A will is a written document that allows a person to express their last wishes during their lifetime. It may concern the transmission of his property and its distribution, but also his wishes in terms of the organization of his funeral, organ donation, etc.
Any person of full age (between 16 and 18 years old, only a bequest of half of their property is possible) who has "mental capacities allowing discernment and a sufficiently enlightened will" and the legal capacity to dispose of his property can draw up a will. He is called the testator. This writing has several advantages.
If under French law, it is not possible to totally disinherit one's children or one's surviving spouse (the compulsory heirs), it is possible to designate beneficiaries by will (natural persons, associations or foundations) with regard to the share of its patrimony which can be transmitted freely, called the "disposable quota".
Assets that can be passed on by will are called bequests. They can be immovable or movable. 3 types of bequests are possible:the universal bequest (bequeathing all of your property to a person), the bequest by universal title (bequeathing part of your property to a person) and the special bequest (bequeathing to a person specific property).
A will is also intended for people who wish to indicate their last wishes. It may be a question of specifying his wishes as to the organization of his funeral (burial or cremation), his funeral or even the desire to donate his organs after his death.
The testator also has the possibility in his writing to appoint a tutor for his children or to recognize a child.
In order to ensure that his last wishes will be carried out after his death, a person who writes a will has the possibility of designating an executor. It can be one person or several. The executor is responsible for ensuring that the wishes of the deceased are respected. He may in particular, if the testator has so specified, dispose of all or part of the real estate of the estate or even receive and invest the capital.

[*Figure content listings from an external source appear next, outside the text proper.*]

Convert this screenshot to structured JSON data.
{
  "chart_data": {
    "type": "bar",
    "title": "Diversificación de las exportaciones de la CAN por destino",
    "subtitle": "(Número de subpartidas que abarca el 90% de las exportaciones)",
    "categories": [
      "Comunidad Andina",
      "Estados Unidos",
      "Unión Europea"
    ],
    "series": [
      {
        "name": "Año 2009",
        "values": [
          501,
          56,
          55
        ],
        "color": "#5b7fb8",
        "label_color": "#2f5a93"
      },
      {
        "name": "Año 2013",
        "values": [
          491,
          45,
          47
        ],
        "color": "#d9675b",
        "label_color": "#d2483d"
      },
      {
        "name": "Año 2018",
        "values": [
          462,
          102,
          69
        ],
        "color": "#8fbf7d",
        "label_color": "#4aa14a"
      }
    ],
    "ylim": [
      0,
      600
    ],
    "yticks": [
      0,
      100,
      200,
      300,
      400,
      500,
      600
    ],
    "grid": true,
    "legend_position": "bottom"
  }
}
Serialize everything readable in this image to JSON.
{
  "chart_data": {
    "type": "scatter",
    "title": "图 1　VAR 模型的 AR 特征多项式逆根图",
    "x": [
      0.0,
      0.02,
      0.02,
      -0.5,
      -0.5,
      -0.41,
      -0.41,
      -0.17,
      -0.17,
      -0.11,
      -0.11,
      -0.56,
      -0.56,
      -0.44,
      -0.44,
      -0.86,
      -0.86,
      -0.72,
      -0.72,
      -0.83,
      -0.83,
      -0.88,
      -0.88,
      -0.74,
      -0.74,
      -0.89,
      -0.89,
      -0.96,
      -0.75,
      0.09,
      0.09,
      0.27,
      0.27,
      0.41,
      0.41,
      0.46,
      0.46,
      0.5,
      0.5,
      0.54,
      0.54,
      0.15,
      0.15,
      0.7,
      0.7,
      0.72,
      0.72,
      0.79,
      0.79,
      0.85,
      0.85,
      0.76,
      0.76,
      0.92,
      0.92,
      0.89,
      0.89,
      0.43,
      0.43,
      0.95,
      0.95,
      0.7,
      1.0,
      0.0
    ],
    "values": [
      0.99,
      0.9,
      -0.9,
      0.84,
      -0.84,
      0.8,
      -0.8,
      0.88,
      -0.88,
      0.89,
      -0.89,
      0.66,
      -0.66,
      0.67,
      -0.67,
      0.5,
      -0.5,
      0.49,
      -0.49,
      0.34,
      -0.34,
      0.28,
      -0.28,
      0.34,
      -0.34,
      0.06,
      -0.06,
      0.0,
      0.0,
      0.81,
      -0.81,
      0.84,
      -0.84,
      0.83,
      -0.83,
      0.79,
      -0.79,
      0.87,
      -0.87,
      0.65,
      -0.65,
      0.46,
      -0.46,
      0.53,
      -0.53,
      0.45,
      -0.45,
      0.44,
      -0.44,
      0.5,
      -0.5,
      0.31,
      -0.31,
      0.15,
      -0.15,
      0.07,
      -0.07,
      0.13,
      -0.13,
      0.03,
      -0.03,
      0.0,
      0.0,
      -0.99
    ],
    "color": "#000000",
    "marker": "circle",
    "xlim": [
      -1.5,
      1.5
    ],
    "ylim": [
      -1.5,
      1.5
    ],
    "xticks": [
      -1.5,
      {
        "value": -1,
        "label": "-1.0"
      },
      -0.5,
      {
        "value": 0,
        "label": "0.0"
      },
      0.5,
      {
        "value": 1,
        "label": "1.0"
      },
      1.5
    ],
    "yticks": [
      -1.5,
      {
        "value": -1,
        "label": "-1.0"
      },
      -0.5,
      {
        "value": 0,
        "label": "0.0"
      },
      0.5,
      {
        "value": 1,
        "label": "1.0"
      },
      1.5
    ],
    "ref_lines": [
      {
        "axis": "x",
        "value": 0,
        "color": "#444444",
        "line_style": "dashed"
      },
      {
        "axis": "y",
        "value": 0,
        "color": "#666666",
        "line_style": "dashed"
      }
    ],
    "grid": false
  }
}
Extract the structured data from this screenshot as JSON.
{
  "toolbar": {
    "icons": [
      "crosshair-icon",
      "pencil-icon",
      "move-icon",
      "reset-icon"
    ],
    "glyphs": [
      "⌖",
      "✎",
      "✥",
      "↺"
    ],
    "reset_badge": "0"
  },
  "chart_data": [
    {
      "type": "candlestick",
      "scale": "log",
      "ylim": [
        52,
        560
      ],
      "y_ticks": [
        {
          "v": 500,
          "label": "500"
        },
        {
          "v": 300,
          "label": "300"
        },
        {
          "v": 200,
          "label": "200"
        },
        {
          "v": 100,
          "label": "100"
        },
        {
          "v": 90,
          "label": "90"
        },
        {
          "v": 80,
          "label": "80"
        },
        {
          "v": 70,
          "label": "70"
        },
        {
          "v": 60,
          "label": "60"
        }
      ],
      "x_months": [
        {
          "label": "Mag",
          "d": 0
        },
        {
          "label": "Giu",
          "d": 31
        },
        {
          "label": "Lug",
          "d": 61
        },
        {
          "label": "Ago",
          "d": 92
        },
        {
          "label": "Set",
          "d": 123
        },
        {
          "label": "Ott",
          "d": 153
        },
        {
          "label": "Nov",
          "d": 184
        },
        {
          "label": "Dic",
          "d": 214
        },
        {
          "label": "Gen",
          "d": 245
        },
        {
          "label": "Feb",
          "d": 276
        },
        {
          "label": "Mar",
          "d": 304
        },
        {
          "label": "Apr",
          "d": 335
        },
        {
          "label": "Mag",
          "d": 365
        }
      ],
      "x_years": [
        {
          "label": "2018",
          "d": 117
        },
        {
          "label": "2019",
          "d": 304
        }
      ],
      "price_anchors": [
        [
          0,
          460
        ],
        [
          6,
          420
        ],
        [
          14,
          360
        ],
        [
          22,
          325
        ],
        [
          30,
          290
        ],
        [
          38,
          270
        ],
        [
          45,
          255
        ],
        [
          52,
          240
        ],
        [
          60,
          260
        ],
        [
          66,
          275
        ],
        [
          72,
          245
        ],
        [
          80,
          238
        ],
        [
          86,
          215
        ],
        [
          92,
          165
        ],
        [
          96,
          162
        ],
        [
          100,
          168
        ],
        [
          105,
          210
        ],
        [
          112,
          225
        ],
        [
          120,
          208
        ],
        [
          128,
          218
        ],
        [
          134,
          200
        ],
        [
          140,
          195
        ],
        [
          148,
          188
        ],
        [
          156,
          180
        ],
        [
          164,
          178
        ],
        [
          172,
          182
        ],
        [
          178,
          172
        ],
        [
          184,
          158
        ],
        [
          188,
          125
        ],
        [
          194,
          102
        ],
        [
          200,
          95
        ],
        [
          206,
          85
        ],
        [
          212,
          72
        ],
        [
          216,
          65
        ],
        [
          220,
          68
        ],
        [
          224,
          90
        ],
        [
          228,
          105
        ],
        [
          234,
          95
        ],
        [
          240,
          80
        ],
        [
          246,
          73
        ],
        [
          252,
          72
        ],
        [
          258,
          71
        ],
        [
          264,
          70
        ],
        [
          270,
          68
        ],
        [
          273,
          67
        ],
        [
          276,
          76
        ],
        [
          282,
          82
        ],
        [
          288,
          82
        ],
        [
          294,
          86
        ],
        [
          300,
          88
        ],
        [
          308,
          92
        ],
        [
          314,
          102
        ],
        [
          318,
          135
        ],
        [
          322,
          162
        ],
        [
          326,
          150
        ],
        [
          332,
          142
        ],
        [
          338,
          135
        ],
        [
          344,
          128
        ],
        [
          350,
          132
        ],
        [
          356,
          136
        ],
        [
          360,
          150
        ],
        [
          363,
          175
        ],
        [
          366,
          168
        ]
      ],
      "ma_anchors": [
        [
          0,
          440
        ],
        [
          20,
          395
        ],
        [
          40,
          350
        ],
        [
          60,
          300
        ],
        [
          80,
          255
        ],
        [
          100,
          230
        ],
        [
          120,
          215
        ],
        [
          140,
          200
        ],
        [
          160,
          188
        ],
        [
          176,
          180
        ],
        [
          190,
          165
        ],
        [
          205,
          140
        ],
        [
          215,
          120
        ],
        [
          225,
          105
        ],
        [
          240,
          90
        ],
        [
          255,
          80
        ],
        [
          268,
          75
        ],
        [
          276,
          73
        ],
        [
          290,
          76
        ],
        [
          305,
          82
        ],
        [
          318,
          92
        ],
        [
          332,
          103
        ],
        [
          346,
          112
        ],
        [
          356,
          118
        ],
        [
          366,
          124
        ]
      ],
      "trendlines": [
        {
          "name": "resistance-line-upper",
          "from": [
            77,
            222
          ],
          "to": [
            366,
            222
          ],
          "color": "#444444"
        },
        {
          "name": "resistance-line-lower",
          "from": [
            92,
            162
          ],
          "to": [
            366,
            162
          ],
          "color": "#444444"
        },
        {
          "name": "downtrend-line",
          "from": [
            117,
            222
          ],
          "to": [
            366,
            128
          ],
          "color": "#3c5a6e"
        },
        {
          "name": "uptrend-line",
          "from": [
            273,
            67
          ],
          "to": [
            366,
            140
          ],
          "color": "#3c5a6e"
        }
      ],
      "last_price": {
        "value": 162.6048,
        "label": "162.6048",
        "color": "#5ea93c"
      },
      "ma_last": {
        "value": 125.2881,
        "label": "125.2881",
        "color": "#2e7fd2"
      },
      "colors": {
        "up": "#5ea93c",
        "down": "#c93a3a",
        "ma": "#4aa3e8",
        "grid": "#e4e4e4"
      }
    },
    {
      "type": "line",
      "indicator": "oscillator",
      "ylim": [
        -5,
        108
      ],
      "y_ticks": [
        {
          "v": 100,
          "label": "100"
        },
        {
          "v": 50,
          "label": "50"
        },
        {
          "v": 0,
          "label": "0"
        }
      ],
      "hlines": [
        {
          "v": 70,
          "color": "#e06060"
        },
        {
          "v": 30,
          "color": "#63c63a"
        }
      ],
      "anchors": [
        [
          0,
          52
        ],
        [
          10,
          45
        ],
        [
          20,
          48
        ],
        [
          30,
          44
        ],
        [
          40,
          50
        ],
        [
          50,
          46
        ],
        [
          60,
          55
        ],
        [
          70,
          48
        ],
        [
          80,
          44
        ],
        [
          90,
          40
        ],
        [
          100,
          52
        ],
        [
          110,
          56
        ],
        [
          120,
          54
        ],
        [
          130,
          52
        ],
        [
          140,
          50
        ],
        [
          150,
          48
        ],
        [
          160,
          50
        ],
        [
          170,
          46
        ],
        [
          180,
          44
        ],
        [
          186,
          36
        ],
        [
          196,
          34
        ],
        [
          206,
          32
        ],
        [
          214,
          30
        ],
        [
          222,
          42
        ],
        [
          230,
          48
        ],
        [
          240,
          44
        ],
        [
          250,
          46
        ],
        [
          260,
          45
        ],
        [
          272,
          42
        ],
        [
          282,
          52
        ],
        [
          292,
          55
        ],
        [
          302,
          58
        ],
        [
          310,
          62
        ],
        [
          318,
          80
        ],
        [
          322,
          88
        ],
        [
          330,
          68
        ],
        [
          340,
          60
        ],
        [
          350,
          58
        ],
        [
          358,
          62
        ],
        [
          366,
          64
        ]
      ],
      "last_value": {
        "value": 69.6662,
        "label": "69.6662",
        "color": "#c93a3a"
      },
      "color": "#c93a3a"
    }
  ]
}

A will is not fixed. Whoever drafted it can at any time come back to the provisions he has put down on paper. Either by writing a new will, or by adding or removing provisions, or even by destroying it.
A will is an act that must be written. It can be done alone by the testator or drawn up before a notary.
Established before a notary, a will can take 2 forms:
A will written alone is called a “holographic will”. To be valid, it must be written entirely by hand, and not written on a computer for example. It must also mention the day, month and year of its drafting. A will must be signed.
To know: if the will mentions the recognition of a child, it must be made before a notary.
Even if the will was written alone, it is possible to ask a notary to keep it. And, as in the case of an authentic or mythical will, it is then registered by the notary in the central file of provisions of last wills (FCDDV). This file can be consulted during the settlement of an estate by any notary or by any person who holds the death certificate of the person concerned.